Stefano tenía la suficiente experiencia con criminales femeninos, como con mujeres en su vida privada, como para asegurar que ella no estaba intentando dar una advertencia peligrosa tintada por el timbre de la seducción. Algo en su aura fría helaba la sangre, un instinto propio de las pulsiones de vida que instaban a estar lejos de ella, de lucha o huida. Una voz dentro de lo profundo de sus pensamientos inconscientes se preguntó si sus víctimas también habían experimentado ese pavor helado y aplastante.
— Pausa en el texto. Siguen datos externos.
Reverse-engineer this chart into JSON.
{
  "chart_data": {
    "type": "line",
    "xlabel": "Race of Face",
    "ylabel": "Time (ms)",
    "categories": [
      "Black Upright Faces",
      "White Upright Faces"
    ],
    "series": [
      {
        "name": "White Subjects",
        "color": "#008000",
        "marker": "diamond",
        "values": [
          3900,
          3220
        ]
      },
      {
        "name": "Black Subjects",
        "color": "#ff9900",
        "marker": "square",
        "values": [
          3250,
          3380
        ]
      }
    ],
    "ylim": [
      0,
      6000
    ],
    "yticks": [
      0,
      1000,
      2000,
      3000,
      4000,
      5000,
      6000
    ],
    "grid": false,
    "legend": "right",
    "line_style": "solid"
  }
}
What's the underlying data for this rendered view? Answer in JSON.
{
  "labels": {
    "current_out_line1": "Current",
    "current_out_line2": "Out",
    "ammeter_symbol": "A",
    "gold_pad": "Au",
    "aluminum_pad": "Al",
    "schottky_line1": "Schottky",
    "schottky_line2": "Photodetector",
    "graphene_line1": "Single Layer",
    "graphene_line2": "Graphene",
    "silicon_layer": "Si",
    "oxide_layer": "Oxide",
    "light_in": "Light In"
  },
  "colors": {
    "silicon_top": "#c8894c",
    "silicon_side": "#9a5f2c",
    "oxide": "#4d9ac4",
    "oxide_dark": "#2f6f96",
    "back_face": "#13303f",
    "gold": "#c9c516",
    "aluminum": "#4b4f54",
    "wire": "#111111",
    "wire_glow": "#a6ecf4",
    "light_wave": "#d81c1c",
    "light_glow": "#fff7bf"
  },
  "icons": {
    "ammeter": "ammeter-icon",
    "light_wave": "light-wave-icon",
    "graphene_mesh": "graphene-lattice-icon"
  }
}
Recordó el terror de la mueca vacía del cadáver de la foto, sus cuencas oscuras y la boca cocida, ¿le molestaron sus gritos? ¿odiaba la forma en que la miraban?

Stefano tomó ese último pensamiento, y enfrentó su mirada mientras su compañero acomodaba nuevamente su guion con las preguntas que había preparado previamente, si Arabela sintió molestia ante su desafío Stefano no tuvo modo de saberlo.

— Ah, uh-sí, por supuesto. Comenzaremos con las preguntas, podremos hacer énfasis en tu colaboración si está dispuesta a contestar con la verdad.—ella ni siquiera lo miró.— ¿Conocías a alguna de las víctimas?

Stefano apretó la lapicera entre sus dedos, la punta dejando un gran manchón de tinta en el medio de la hoja del anotador que sostenía con una de sus manos. Alessio levantó la vista expectante, fue una decepción evidente la que cruzó su rostro y el psicólogo quizá habría tenido tiempo de burlarse de ello, más tarde, si al menos lo hubiera notado. Su atención estaba girando en torno a la mujer frente a él.

Un latido de silencio, el policía suspiró.

— ¿Cuándo comenzaste a tener estos aparentes instintos asesinos?

D'Angelo lo ignoró.

— ¿Por qué todas tus supuestas víctimas son hombres?